Mülakat Roller:  Çoğunluğu mavi olan bu güvercinlerde beyaz kuyruk sıkca rastlanır. Uçuş özelliklerini iyileştirmek için eskiden sık sık kaya güvercini ile melezlendikleri söylenmektedir. Kaba yapılı, paçasız ve tepesiz olan bu kuşların iyi makara (roller) özelliği olduğu söylenmektedir. (T.S.: Yaygın olarak yetiştirildiklerini bildiğim Bursa ve İstanbul’da dahi artık çok az rastlanmaktadırlar).
 


Çakal Roller:   Dış görünüş olarak mülakatlara benzerler. Ancak ağırlıklı olarak kırmızı renkte, kuyruk ve uzun kanat telekleri beyaz renktedir (T.S.: Yapı olarak Mülakattan çok Bursalara benzerler. Mülakat biraz daha alçak yani ayakları kısa dolayısıyla uzun bir kuş gibi görünür. Çakal ve Bursa daha ayaklıdır). Kuyruk 14 telekten oluşur. Bu ırk çok uzun süredir yetiştirilmektedir. Çok yüksek uçarlar. Uçuş süreleri 10 saati bulanlar vardır (T.S.: Belki eskiden uçucu bir kuştu ancak şu anda az rastlanan ve daha çok renk ve şekil için yetiştirilen bir ırk. Çorlu’dan bir arkadaş, -Tayyar Başaran- bu ırka bir standard geliştirmeye çalıştı uzun süre. Ancak çevrede çok tutulan bir ırk değil. Şekil ve renge göre yapılan seleksiyon uçuş özelliklerini geriletti. Hemen hemen hiş uşmuyorlar). Uçuşları, uzun sürmesine rağmen ahenklidir (temperamentally). Uçuş sırasında bazıları takla atar ve daha sonra hızlı hızlı uçarak diğerlerine ulaşmaya çalışırlar. Çakalda kafa uzuncanadır. Aynı zamanda uzun bir gagaya sahiptirler. Kanatlarını kuyruk üstünde taşıyan bu ırk tepesiz ve paçasızdır. Memleketlerinde 100 yıldır tanındıkları söylenmektedir.
 


Bursa Taklacısı: En çok siyah, koyu mavi yada mavi siyah şeritli olarak görülürler. Kuyrukları beyaz olmalı (T.S.: Ben Bursayı yalnızca siyah, beyaz kuyruklu ve kanatlı olarak biliyorum. Maviler Mülakat). Kuyruk 14 telekten meydana gelmiştir. Kanatlar kuyruk üzerinde taşınır. Kanat telekleri renkli yada beyaz olabilir. Uçuşları yavaştır (T.S.: Aksine çok hızlı uçarlar, çok ürkektirler). Toplu olarak uçarlar. Toplu olarak uçarken tek tek bazı kuşlar takla atar ve tekrar topluluğa ulaşmaya çalışırlar. Türkiye’de 100 yıldır tanınan bir ırk. Yön bulma yetenekleri Kelebeklere nazaran çok iyidir. Bir yaşından itibaren tipik uçuş sitillerini gösterirler. Almanya’da da yıllardır gösteri (show) kuşu olarak yetiştirilmektedirler. Ancak yalnızca siyah renkte, kanat ve kuyruğu beyazları tanınmaktadır.
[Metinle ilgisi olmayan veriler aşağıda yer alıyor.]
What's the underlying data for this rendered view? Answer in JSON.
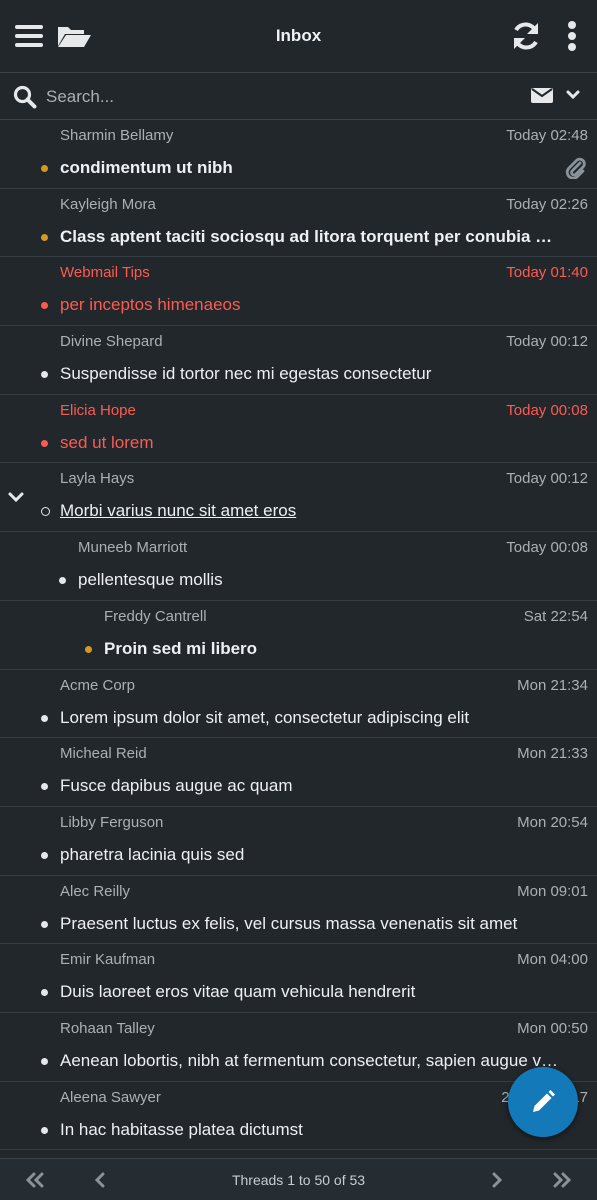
{
  "header": {
    "title": "Inbox"
  },
  "search": {
    "placeholder": "Search..."
  },
  "messages": [
    {
      "from": "Sharmin Bellamy",
      "date": "Today 02:48",
      "subject": "condimentum ut nibh",
      "state": "unread",
      "level": 0,
      "attachment": true
    },
    {
      "from": "Kayleigh Mora",
      "date": "Today 02:26",
      "subject": "Class aptent taciti sociosqu ad litora torquent per conubia nostra",
      "state": "unread",
      "level": 0
    },
    {
      "from": "Webmail Tips",
      "date": "Today 01:40",
      "subject": "per inceptos himenaeos",
      "state": "flagged",
      "level": 0
    },
    {
      "from": "Divine Shepard",
      "date": "Today 00:12",
      "subject": "Suspendisse id tortor nec mi egestas consectetur",
      "state": "read",
      "level": 0
    },
    {
      "from": "Elicia Hope",
      "date": "Today 00:08",
      "subject": "sed ut lorem",
      "state": "flagged",
      "level": 0
    },
    {
      "from": "Layla Hays",
      "date": "Today 00:12",
      "subject": "Morbi varius nunc sit amet eros",
      "state": "open",
      "level": 0,
      "expanded": true
    },
    {
      "from": "Muneeb Marriott",
      "date": "Today 00:08",
      "subject": "pellentesque mollis",
      "state": "read",
      "level": 1
    },
    {
      "from": "Freddy Cantrell",
      "date": "Sat 22:54",
      "subject": "Proin sed mi libero",
      "state": "unread",
      "level": 2
    },
    {
      "from": "Acme Corp",
      "date": "Mon 21:34",
      "subject": "Lorem ipsum dolor sit amet, consectetur adipiscing elit",
      "state": "read",
      "level": 0
    },
    {
      "from": "Micheal Reid",
      "date": "Mon 21:33",
      "subject": "Fusce dapibus augue ac quam",
      "state": "read",
      "level": 0
    },
    {
      "from": "Libby Ferguson",
      "date": "Mon 20:54",
      "subject": "pharetra lacinia quis sed",
      "state": "read",
      "level": 0
    },
    {
      "from": "Alec Reilly",
      "date": "Mon 09:01",
      "subject": "Praesent luctus ex felis, vel cursus massa venenatis sit amet",
      "state": "read",
      "level": 0
    },
    {
      "from": "Emir Kaufman",
      "date": "Mon 04:00",
      "subject": "Duis laoreet eros vitae quam vehicula hendrerit",
      "state": "read",
      "level": 0
    },
    {
      "from": "Rohaan Talley",
      "date": "Mon 00:50",
      "subject": "Aenean lobortis, nibh at fermentum consectetur, sapien augue vestibulum",
      "state": "read",
      "level": 0
    },
    {
      "from": "Aleena Sawyer",
      "date": "27 Jun 12:17",
      "subject": "In hac habitasse platea dictumst",
      "state": "read",
      "level": 0
    }
  ],
  "pager": {
    "text": "Threads 1 to 50 of 53"
  },
  "colors": {
    "unread_dot": "#d39a1f",
    "flagged": "#ff5a52",
    "fab": "#1479b8"
  },
  "icons": [
    "menu-icon",
    "folder-open-icon",
    "refresh-icon",
    "more-vertical-icon",
    "search-icon",
    "envelope-icon",
    "chevron-down-icon",
    "paperclip-icon",
    "compose-icon",
    "first-page-icon",
    "prev-page-icon",
    "next-page-icon",
    "last-page-icon"
  ]
}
Safkan Roller:   Orta iriliktedirler. Smyrnae Makaracısı ile bazı Bulgar makaracılarının melezlenmesinden oluştukları sanılmaktadır. Vücut yapıları Birminghamlara benzer. Açık renk gözlü, tepesiz ve paçasızdırlar. En sık olarak sarımsı kırmızı renklilerine rastlanan bu ırkın Arnavutlukta da yaygın olarak yetiştirildikleri söylenmekte ve hatta bu nedenle kökenlerinin Türkiye’ye mi Arnavut’luğa mı dayandığı bilinmemektedir. Kanatlarını, 14 telekten oluşan kuyruk üzerinde taşırlar. Boyunda birkaç siyah lekenin görülmesi safkan olduklarının göstergesi olarak tanımlanmaktadır. Erkek kuş dişisine çok bağlıdır. Erkek uçuş sırasında dişisini hep görmeli aksi takdirde geri dönmeyebilir. Örneğin erkek bir kuşun 7-8 km’den sürekli geriye, eski sahibine döndüğü ancak dişisi de oraya satılınca artık oraya alıştırılabildiği anlatılmaktadır. Bu kuşlar çok yüksek uçarlar ve iyi takla atarlar (makara). Uçuş stilleri diğer Türk ırklarına göre sakindir. Uçuş süresi iyi antremanla 6-7 saati bulur. Bu ırkta artık bizde yetiştirilmektedir. (T.S.: Anlatılan bu ırk bizim “yerli”ye -Trakya- çok benziyor.)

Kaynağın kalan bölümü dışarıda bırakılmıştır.